Macron przestrzega Turcję. Apeluje o "ostrożność i powściągliwość"


Prezydent Francji Emmanel Macron przestrzegł w środę Turcję przed dokonywaniem "inwazji na Syrię", po wspólnych atakach armii tureckiej i jej syryjskich sojuszników arabskich na milicje kurdyjską na północnym zachodzie Syrii.

- Gdyby okazało się, że operacja ta miała nastąpić w innym kierunku niż działanie na rzecz walki z potencjalnymi terrorystami zagrażającymi tureckiej granicy i była to inwazja, stanowiłoby to dla nas faktyczny problem - oświadczył Macron, cytowany w artykule opublikowanym w środę przez francuską gazetę.

- Natychmiast wezwałem do ostrożności i powściągliwości. Od pierwszych godzin (tej ofensywy) mówiłem o trosce, jaką ona w nas budzi - zaznaczył francuski prezydent.

- Operacja prowadzona przez Turcję implikuje prowadzenie dyskusji i podejmowanie decyzji zarówno między Europejczykami, jak i pomiędzy sojusznikami, ponieważ zmienia charakter tureckiego wtargnięcia - oznajmił Macron.

I dodał, że w najbliższych dniach ponownie będzie rozmawiał o prowadzonej przez Turcję operacji z prezydentem tego kraju Recepem Tayyipem Erdoganem.

Turecka ofensywa

Turecka armia nasiliła we wtorek naloty na kurdyjską enklawę Afrin w północno-zachodniej Syrii, ponad tydzień po rozpoczęciu ofensywy mającej na celu wyparcie kurdyjskich bojowników z pogranicza Turcji.

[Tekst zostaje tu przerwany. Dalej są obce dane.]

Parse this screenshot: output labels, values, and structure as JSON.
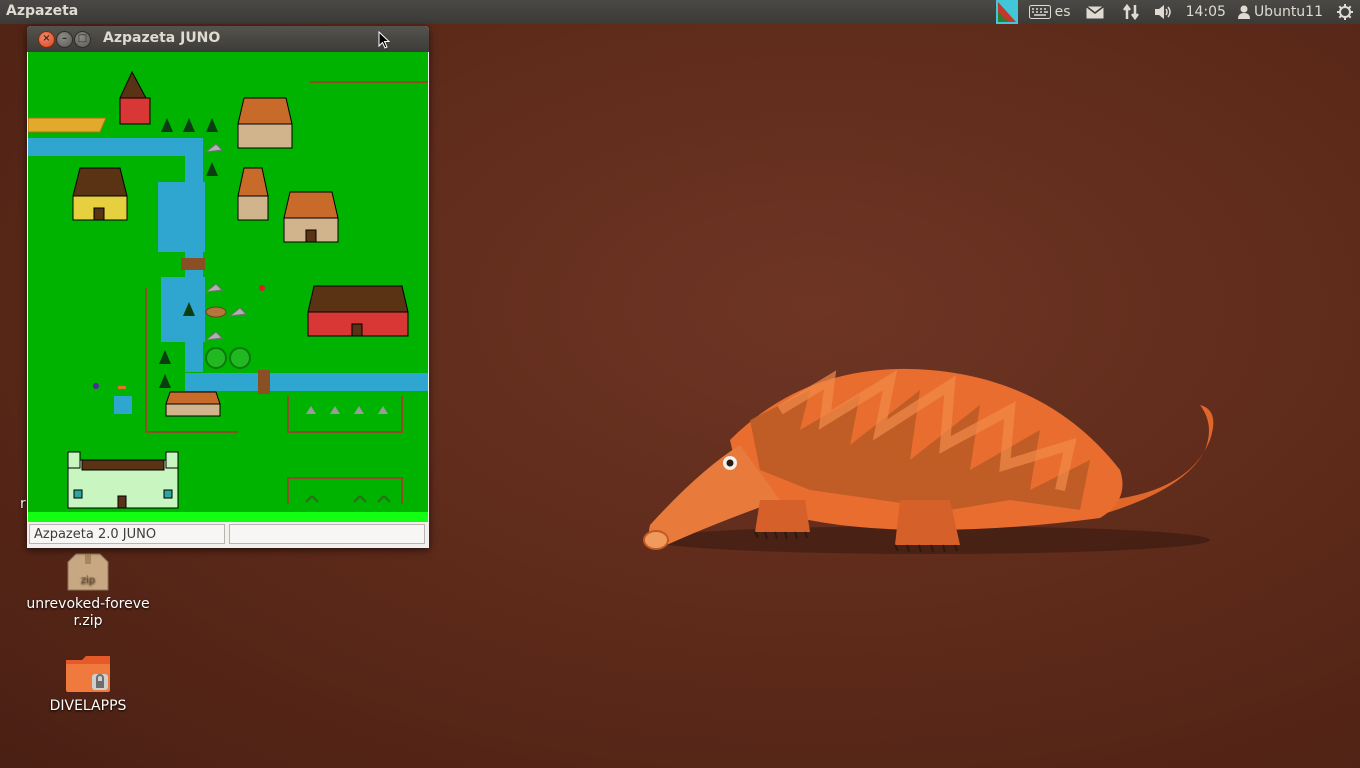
{
  "top_panel": {
    "app_name": "Azpazeta",
    "keyboard_layout": "es",
    "clock": "14:05",
    "user_name": "Ubuntu11",
    "icons": [
      "notification-flag-icon",
      "keyboard-icon",
      "mail-icon",
      "network-icon",
      "volume-icon",
      "user-icon",
      "power-gear-icon"
    ]
  },
  "window": {
    "title": "Azpazeta JUNO",
    "status_left": "Azpazeta 2.0 JUNO",
    "status_right": "",
    "colors": {
      "grass": "#00b300",
      "river": "#2ea6d0",
      "bottom_strip": "#12ff12"
    }
  },
  "desktop": {
    "partial_left_label": "r",
    "icons": [
      {
        "label": "unrevoked-forever.zip",
        "badge": "zip",
        "icon": "zip-archive-icon"
      },
      {
        "label": "DIVELAPPS",
        "icon": "locked-folder-icon"
      }
    ]
  }
}
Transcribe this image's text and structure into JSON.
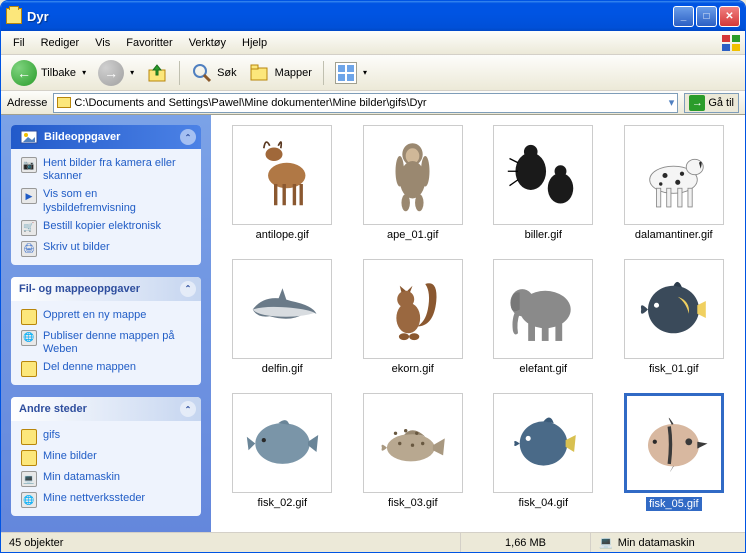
{
  "window": {
    "title": "Dyr"
  },
  "menu": [
    "Fil",
    "Rediger",
    "Vis",
    "Favoritter",
    "Verktøy",
    "Hjelp"
  ],
  "toolbar": {
    "back": "Tilbake",
    "search": "Søk",
    "folders": "Mapper"
  },
  "address": {
    "label": "Adresse",
    "path": "C:\\Documents and Settings\\Pawel\\Mine dokumenter\\Mine bilder\\gifs\\Dyr",
    "go": "Gå til"
  },
  "panels": {
    "picture": {
      "title": "Bildeoppgaver",
      "tasks": [
        "Hent bilder fra kamera eller skanner",
        "Vis som en lysbildefremvisning",
        "Bestill kopier elektronisk",
        "Skriv ut bilder"
      ]
    },
    "file": {
      "title": "Fil- og mappeoppgaver",
      "tasks": [
        "Opprett en ny mappe",
        "Publiser denne mappen på Weben",
        "Del denne mappen"
      ]
    },
    "places": {
      "title": "Andre steder",
      "tasks": [
        "gifs",
        "Mine bilder",
        "Min datamaskin",
        "Mine nettverkssteder"
      ]
    }
  },
  "files": [
    {
      "name": "antilope.gif"
    },
    {
      "name": "ape_01.gif"
    },
    {
      "name": "biller.gif"
    },
    {
      "name": "dalamantiner.gif"
    },
    {
      "name": "delfin.gif"
    },
    {
      "name": "ekorn.gif"
    },
    {
      "name": "elefant.gif"
    },
    {
      "name": "fisk_01.gif"
    },
    {
      "name": "fisk_02.gif"
    },
    {
      "name": "fisk_03.gif"
    },
    {
      "name": "fisk_04.gif"
    },
    {
      "name": "fisk_05.gif",
      "selected": true
    }
  ],
  "status": {
    "objects": "45 objekter",
    "size": "1,66 MB",
    "location": "Min datamaskin"
  }
}
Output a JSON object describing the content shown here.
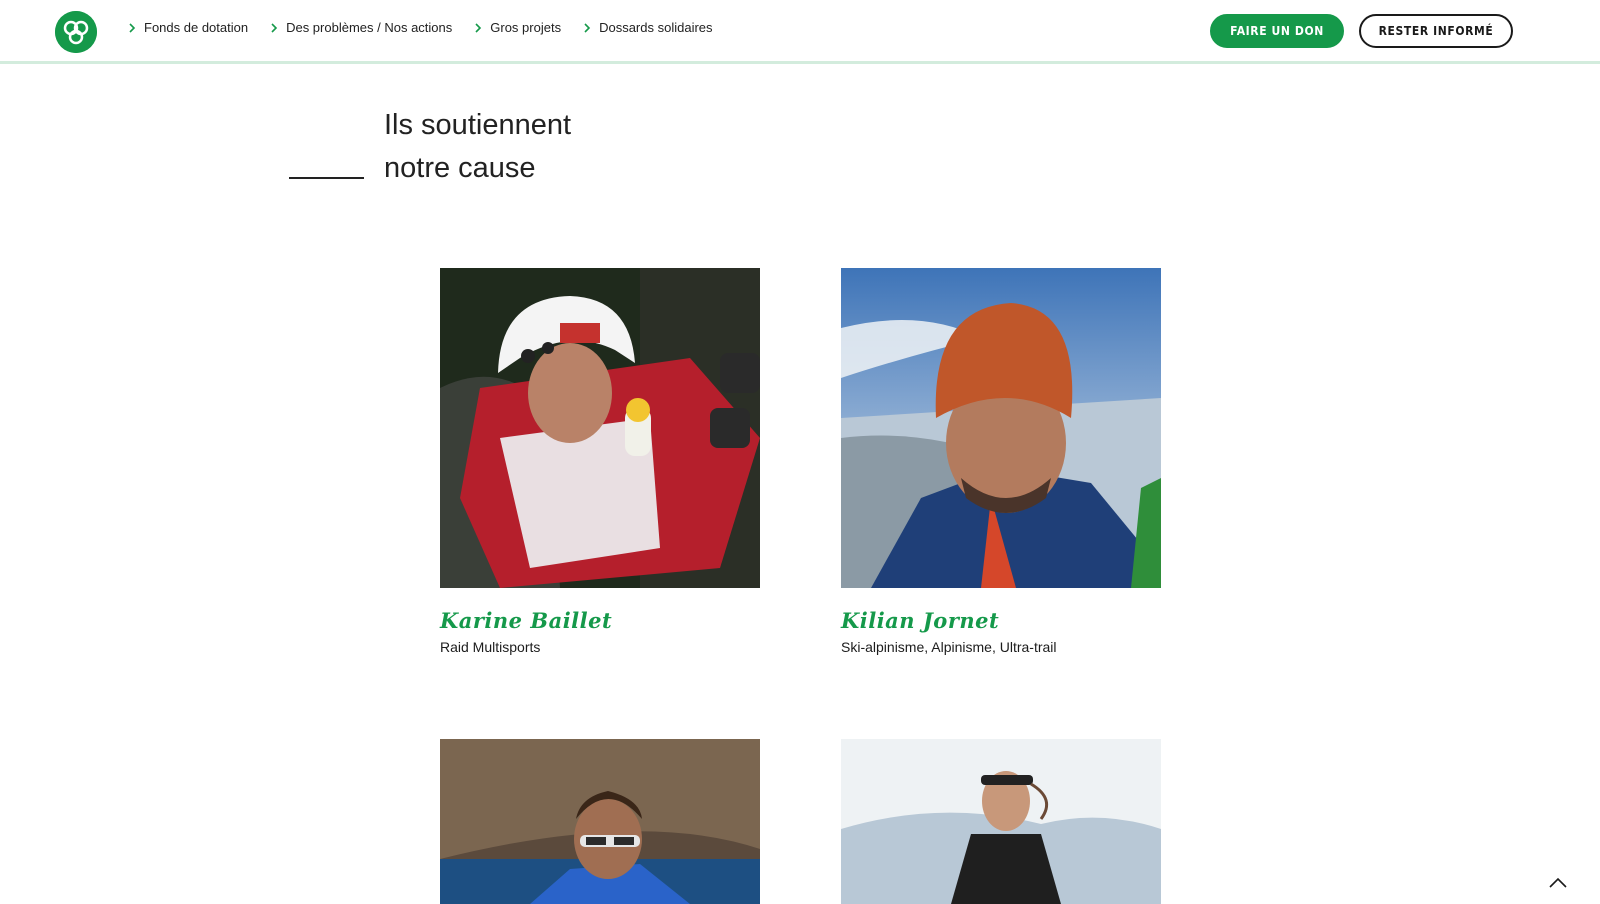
{
  "nav": {
    "items": [
      {
        "label": "Fonds de dotation"
      },
      {
        "label": "Des problèmes / Nos actions"
      },
      {
        "label": "Gros projets"
      },
      {
        "label": "Dossards solidaires"
      }
    ],
    "donate_label": "FAIRE UN DON",
    "subscribe_label": "RESTER INFORMÉ"
  },
  "section": {
    "title_line1": "Ils soutiennent",
    "title_line2": "notre cause"
  },
  "supporters": [
    {
      "name": "Karine Baillet",
      "sport": "Raid Multisports"
    },
    {
      "name": "Kilian Jornet",
      "sport": "Ski-alpinisme, Alpinisme, Ultra-trail"
    }
  ],
  "colors": {
    "brand_green": "#15994a",
    "header_rule": "#d3ecdd"
  },
  "icons": {
    "logo": "trefoil-logo-icon",
    "nav_chevron": "chevron-right-icon",
    "scroll_top": "chevron-up-icon"
  }
}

Pomimo wezwań wielu europejskich polityków do umiaru prezydent Erdogan powtórzył, że ofensywa nie zatrzyma się "przed eliminacją zagrożenia terrorystycznego" na granicy tureckiej.

Odniósł się w ten sposób do wpływowej milicji kurdyjskiej Ludowych Jednostek Samoobrony (YPG), uważanych przez Ankarę za organizację terrorystyczną.